There is a split of authority within the Sixth Circuit concerning the scope of federal question jurisdiction and the reach of federal courts. Viewed narrowly, the split is important for those who litigate claims of “off-label” use and marketing under the Medical Device Amendments (“MDA”) to the Food, Drug, and Cosmetic Act. But the heart of the debate is trans-substantive and involves the reach of federal courts. As such, this split of authority should be of interest to all judges and practitioners within the Sixth Circuit, and beyond. On one side of the split is the Western District of Tennessee (Jenkins v. Medtronic, Inc.) and the Southern District of Ohio (H.R. v. Medtronic, Inc. ). On the other side is the Eastern district of Kentucky (Dillion v. Medtronic, Inc.).
The cases concern medical bone graft devices, allegedly promoted and used “off-label,” resulting in injury to the plaintiff. Each case was brought in state court and removed to federal court. The devices at issue fall within the scope of the MDA and are designated Class III devices, which means that they are the most heavily regulated by the federal government. And, importantly, the MDA includes a preemption provision that could potentially foreclose the claims of each plaintiff. In short, the resolution of each case involves an important interpretation of federal law concerning a medical device that the federal government regulates with the utmost oversight. But the federal issue in question – preemption – is a defense; it is not necessary for the plaintiff to make out their claim. As a result, the plaintiff’s claims do not satisfy the well-pleaded complaint rule. The legal question then becomes whether or not that failure bars federal question jurisdiction. The Eastern District of Kentucky said yes; the Western District of Tennessee and Southern District of Ohio said no.
The crux of the debate stems from differing interpretations of case precedent, specifically, the Supreme Court’s 2005 decision in Grable & Sons Metal Products, Inc. v. Darue Eng’g & Mfg. and the Sixth Circuit’s 2007 decision in Mikulski v. Centerior Energy Corp. Preceding Grable, and for nearly one hundred years, the well-pleaded complaint rule served as the analytical focus of federal question jurisprudence.
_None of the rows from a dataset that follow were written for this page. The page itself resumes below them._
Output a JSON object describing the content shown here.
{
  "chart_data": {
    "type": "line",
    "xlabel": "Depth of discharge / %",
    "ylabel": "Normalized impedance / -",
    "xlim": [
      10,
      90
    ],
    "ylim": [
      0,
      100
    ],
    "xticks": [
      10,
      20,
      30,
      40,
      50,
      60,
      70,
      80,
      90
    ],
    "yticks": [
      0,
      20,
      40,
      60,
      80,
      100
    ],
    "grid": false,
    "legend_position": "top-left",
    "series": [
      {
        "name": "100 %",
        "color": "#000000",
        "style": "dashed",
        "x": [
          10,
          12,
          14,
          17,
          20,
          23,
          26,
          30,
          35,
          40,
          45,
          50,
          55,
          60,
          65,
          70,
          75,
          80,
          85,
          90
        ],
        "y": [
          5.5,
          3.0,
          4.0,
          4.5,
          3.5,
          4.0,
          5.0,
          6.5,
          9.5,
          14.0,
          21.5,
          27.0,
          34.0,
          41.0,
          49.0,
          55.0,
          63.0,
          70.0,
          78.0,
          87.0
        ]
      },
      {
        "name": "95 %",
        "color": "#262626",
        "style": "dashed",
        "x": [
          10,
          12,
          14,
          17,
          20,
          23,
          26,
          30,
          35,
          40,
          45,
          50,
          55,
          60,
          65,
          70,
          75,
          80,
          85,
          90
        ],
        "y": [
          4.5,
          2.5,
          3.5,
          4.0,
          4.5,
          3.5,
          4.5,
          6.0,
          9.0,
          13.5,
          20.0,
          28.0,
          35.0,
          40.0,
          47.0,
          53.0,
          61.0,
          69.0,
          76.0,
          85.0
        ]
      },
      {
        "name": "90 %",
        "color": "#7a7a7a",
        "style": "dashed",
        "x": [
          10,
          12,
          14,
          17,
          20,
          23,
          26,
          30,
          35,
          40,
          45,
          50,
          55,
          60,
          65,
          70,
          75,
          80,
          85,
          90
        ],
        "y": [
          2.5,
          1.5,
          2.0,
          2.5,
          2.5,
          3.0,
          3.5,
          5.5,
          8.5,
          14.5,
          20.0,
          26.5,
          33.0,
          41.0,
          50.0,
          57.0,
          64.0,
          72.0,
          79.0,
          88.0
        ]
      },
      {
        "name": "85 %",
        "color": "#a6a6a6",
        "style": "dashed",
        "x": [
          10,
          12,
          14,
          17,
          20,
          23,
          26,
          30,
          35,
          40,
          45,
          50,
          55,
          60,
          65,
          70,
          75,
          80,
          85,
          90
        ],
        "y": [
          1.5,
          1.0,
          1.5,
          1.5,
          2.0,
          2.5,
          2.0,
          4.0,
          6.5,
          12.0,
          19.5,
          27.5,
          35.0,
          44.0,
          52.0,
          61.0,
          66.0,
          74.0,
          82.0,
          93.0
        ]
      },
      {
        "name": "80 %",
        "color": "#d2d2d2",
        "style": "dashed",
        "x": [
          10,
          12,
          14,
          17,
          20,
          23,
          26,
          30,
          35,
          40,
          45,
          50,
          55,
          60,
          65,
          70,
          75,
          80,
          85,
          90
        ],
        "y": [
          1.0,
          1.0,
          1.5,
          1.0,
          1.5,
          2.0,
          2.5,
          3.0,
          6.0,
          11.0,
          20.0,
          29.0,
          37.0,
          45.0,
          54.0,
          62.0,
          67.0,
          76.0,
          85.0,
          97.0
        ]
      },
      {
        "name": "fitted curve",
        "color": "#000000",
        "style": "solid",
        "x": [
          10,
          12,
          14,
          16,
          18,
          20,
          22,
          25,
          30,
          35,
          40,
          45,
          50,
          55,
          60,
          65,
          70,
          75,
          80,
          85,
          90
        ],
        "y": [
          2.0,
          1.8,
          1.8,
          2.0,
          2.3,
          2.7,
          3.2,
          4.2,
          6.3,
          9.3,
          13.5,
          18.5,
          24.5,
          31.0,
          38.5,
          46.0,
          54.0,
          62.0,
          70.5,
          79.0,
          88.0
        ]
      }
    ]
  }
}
The lodestar of that analysis was a famous test formulated by Justice Holmes that a “suit arises under the law that creates the cause of action.” But the boundaries of federal question jurisdiction extended beyond Justice Holmes’s famous test which, over time, created a doctrinal maze where the only certainty became confusion. In Grable, the Supreme Court cleared up some of that confusion but also created new areas of uncertainty. This intra-circuit split highlights one of those areas. Under what has been termed the substantial-federal-question doctrine, the Grable Court said that “the question is, does a state-law claim  necessarily raise a stated federal issue,  actually disputed and  substantial,  which a federal forum may entertain without disturbing any congressionally approved balance of federal and state judicial responsibilities.” (emphasis added).
The position of the Western District of Tennessee and the Southern District of Ohio is that this formulation is the third true exception to the well-pleaded complaint rule (joining complete preemption and artful pleading), which means that it can apply in situations where the federal issue is not necessary for the plaintiff’s affirmative claim (i.e. the defense of preemption). In contrast, the position of the Eastern District of Kentucky is that the Grable test defines the extent to which the well-pleaded complaint rule expands beyond Justice Holmes’s famous formulation. Or to frame the debate another way, does the Grable test’s first requirement retain the traditional limitation that prevents the existence of a preemption defense from giving rise to federal jurisdiction? That depends on how one interprets the words “necessarily raise a stated federal issue,” which is why we emphasized them above.
This intra-circuit debate presents a genuinely difficult question of law. On the one hand, the analysis to determine federal question jurisdiction has long resisted a true bright line rule, and it makes a lot of sense to think that federal courts should be able to interpret federal law concerning important objects of federal regulation. In addition, a plain reading of some language in Mikulski suggests that the Grable test is a true exception to the well-pleaded complaint rule. On the other hand, it also makes sense to interpret Supreme Court precedent as not setting aside century-old boundaries absent clear direction. And the Eastern District of Kentucky reads Mikulski, as a whole, to be consistent with its opinion, which is consistent with the Grable Court’s admonishment that “an opinion is to be read as a whole.” Finally, as we noted here, where legal uncertainty exists in other areas of law, the Sixth Circuit has shown restraint in not displacing state authority without clear direction. In sum, this is an important and interesting (but also difficult) debate that the Sixth Circuit may have to clarify at some point, and we will keep our eye on any developments.